L’open source sauvera-t-il l’environnement?

L’open source sauvera-t-il l’environnement?


L’open source peut-il sauver l’environnement? Le croient bien les fondateurs de l’Open Source Ecology Project qui ont décidé d’appliquer les principes du software libre (code à la disposition de tous, pas de revendications de droits ou de brevet) pour la création d’une société écologiquement soutenable.
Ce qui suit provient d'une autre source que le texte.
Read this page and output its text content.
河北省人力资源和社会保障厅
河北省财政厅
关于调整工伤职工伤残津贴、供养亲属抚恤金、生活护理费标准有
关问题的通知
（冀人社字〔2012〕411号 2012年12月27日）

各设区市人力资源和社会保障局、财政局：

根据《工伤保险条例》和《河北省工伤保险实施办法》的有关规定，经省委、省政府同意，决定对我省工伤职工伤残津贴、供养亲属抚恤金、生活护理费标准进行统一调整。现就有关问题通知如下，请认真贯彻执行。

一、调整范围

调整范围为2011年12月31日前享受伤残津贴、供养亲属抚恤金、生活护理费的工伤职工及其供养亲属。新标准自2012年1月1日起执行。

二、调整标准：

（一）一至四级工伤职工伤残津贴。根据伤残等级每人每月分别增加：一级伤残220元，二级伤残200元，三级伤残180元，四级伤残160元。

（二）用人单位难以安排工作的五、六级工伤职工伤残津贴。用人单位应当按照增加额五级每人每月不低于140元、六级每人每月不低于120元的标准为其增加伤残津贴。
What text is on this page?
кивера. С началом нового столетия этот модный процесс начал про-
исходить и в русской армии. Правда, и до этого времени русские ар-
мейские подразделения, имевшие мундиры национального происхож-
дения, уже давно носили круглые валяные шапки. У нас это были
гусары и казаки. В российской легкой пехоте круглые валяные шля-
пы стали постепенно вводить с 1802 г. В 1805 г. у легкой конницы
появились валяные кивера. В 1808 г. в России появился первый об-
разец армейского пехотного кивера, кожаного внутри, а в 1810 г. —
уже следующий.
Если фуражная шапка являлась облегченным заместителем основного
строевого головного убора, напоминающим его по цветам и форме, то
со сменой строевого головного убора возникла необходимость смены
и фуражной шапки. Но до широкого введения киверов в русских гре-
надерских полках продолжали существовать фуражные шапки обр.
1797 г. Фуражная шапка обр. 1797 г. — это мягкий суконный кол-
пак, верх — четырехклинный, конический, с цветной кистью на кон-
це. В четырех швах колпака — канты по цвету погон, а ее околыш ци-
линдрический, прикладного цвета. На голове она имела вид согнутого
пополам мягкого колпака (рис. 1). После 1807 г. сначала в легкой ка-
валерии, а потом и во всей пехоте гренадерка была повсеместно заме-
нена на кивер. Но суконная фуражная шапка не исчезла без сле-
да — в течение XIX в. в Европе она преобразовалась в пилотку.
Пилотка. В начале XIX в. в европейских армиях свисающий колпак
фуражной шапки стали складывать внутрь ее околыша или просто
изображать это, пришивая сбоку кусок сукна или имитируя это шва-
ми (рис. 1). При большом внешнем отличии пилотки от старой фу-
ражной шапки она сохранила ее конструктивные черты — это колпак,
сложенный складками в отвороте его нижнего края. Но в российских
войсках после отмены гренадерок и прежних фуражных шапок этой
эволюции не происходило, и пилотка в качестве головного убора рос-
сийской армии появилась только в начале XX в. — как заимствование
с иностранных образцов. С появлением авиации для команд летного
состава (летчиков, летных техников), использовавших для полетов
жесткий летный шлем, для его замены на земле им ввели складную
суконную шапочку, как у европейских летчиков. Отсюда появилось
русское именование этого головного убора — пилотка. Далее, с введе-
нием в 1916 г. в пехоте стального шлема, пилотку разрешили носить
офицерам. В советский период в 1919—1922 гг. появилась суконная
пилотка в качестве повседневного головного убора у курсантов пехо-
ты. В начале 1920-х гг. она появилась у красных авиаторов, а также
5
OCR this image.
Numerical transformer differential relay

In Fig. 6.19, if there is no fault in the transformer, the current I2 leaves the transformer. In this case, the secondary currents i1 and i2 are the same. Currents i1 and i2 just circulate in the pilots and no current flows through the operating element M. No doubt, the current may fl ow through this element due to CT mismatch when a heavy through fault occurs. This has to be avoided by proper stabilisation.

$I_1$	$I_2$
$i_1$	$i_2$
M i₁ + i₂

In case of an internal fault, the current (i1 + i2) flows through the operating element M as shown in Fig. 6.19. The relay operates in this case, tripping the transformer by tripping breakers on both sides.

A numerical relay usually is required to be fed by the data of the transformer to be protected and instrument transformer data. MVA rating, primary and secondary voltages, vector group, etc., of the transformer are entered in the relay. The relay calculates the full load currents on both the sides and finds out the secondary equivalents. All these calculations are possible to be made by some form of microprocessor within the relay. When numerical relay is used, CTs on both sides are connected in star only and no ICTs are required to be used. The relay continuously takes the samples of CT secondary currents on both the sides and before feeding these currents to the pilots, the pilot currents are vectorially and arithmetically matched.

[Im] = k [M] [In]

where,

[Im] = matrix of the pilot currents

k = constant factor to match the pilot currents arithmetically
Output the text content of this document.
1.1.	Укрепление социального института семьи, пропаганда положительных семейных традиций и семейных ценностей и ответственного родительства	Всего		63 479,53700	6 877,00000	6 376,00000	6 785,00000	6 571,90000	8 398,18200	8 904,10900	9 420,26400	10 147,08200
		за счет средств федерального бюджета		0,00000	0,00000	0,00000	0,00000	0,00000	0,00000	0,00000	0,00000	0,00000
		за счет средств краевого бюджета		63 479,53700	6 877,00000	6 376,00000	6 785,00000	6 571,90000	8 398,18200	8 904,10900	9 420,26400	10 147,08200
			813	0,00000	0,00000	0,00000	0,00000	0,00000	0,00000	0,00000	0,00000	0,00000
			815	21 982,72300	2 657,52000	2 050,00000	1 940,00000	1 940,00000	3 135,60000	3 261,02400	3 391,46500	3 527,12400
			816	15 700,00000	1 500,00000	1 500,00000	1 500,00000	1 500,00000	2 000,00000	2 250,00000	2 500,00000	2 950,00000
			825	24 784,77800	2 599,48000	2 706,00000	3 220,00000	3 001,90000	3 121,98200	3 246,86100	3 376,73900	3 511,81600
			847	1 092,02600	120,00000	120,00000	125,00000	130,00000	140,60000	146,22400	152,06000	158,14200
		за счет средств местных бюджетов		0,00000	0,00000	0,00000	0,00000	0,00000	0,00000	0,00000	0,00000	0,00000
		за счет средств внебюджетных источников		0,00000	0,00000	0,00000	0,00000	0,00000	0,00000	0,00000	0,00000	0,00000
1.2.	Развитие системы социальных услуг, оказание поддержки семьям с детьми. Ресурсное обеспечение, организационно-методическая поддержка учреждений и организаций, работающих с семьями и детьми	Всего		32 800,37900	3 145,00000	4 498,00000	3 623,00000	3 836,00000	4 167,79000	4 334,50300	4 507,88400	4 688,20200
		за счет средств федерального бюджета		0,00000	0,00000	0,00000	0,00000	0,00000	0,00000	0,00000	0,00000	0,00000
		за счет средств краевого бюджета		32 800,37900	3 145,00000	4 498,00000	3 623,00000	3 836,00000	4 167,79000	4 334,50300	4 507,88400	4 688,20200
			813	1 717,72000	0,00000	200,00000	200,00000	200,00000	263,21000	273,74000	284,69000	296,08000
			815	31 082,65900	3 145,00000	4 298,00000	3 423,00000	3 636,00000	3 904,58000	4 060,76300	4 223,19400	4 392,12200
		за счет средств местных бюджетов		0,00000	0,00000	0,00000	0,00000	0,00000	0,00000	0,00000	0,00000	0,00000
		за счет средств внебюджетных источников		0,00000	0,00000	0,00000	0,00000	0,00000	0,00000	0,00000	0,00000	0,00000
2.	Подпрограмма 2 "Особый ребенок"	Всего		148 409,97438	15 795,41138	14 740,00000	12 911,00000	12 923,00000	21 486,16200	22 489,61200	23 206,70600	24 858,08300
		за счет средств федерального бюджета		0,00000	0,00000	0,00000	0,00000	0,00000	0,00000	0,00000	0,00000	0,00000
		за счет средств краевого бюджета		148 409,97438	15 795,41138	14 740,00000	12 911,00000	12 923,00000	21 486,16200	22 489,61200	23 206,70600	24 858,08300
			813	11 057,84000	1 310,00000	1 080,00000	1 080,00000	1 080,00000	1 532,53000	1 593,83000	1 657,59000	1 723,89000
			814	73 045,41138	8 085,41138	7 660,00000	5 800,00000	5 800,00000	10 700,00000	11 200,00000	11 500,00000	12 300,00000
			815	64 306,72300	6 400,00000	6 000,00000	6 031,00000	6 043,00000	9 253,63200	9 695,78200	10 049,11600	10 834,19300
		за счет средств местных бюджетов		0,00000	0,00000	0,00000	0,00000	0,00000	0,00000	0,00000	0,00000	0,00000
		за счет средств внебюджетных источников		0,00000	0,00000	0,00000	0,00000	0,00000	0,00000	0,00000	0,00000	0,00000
Les mêmes principes ont commencé á contaminer le secteur du hardware aussi, et de là est partie l’idée de créer des instruments open source capables de construire des communautés soutables pratiquement du zero, en utilisant matériels recyclés et de déchet.
L’objectif final synthétisé par Nikolay Georgiev sur le site de Techworld Australia, évoque les utopies qui ont enflammées les 20. siècle: „Une société ouverte, où les exigences de tous sont satifaites, et où tous ont accés aux informations, aux productions de matières et aussi aux systèmes de gouvernance pour que la créativité humaine se déchaine pour tout le monde.”
L’Écologie Open Source a été fondée par Marcin Jakubowski, polonais émigré aux États-Unis en 2003, après avoir complété son doctorat de recherche en fusion nucléaire près de l’Université de Wisconsin. Jakubowski en février dernier dans une conférence de presse a expliqué qu’après avoir fini son doctorat, il a découvert qu’il était ’inutile”, parce qu’il lui manquaient ’les compétences pratiques”. Il a décidé ainsi de travailles dans une usine du Missouri pour apprendre à connaitre l’économie agricole.
„J’ai acheté un tracteur, mais il s’est rompu. J’ai payé pour la réparation, puis il s’est rompu de nouveau. J’ai compris que les instruments appropriés à coût bas pour un élevage soutenable n’existaient pas” – a raconté Jakubowski. Il voulait des produits „robustes, hautement efficaces et optimalisés, à coût bas, réalisé avec du matériel local et recyclé durable” et il a décidé de les construire lui-même.
C’est ainsi que nacquit de le cadre de l’Open Source Ecology Project le Global Village Construction Set (GVCS), un plate-forme modulaire, qui permet la création de 50 machines industrielles diverses .
Au début Jakubowski a publié son modèle en 3 D, avec des schèmes, explications et détails économiques, en utilisant wiki on-line et a réveillé l’interêt et la participation des personnes des quatres coins du monde, qui ont commencé à envoyer des prototypes de nouvelles machines, jusqu’à rejoindre les 50 actuelles.
Il s’agit de bulldozers, moissonneuses, microtracteurs, excavateurs rétro, roteurs universels, des machines à percer des colonnes pour matières dures, des machines multifonctionnelles pour des ouvrages de forgeron, et un table pour les coupures de précision de métal léger.
Le projet est ambitieux, ma la création d’un sytème opératif libre, come Linux, l’est aussi. Épargne, mais aussi simplicité: „Notre objectif est un archive de projets publiées d’une manière tellement claire et complète comme un simple DVD” – a expliqué Jakubowski.
Mais il y a quelque chose de plus et de divers dans les projects de la GVCS, par rapport aux standards industriels. Tous les dessins sont open source, donc diffusables et modifiables sans limites. Toute la documentation est diffusable sous le GNU Free Documentation Licence, à la base dont une grande quantité de softwares est publié,  dont Linux.
Mais la  chose la plus importante est que les projets doivent s’adapter „au circuit clos de production”, décrit par wiki: „Tout produit doit éviter le gaspillage, mais il doit être une matière première pour un autre processus.  Notre projet est basé sur le recyclages de métaux en matière premières vierges pour la production des technologies ultérieures GVCS, en consentant ainsi des cycles de production du berceau à un nouveau berceau.”. Ainsi on peut éliminer la phase déprimante et polluante du décharge.
Á la différence de tant de flammes utopistiques, peut-être suffoqués par des thérories trop rigides, ici on part des matières premières de la vie productive: terre, machines, ressources, et surtout, génie. Ce sont tous les conditions pour être diversement heureux.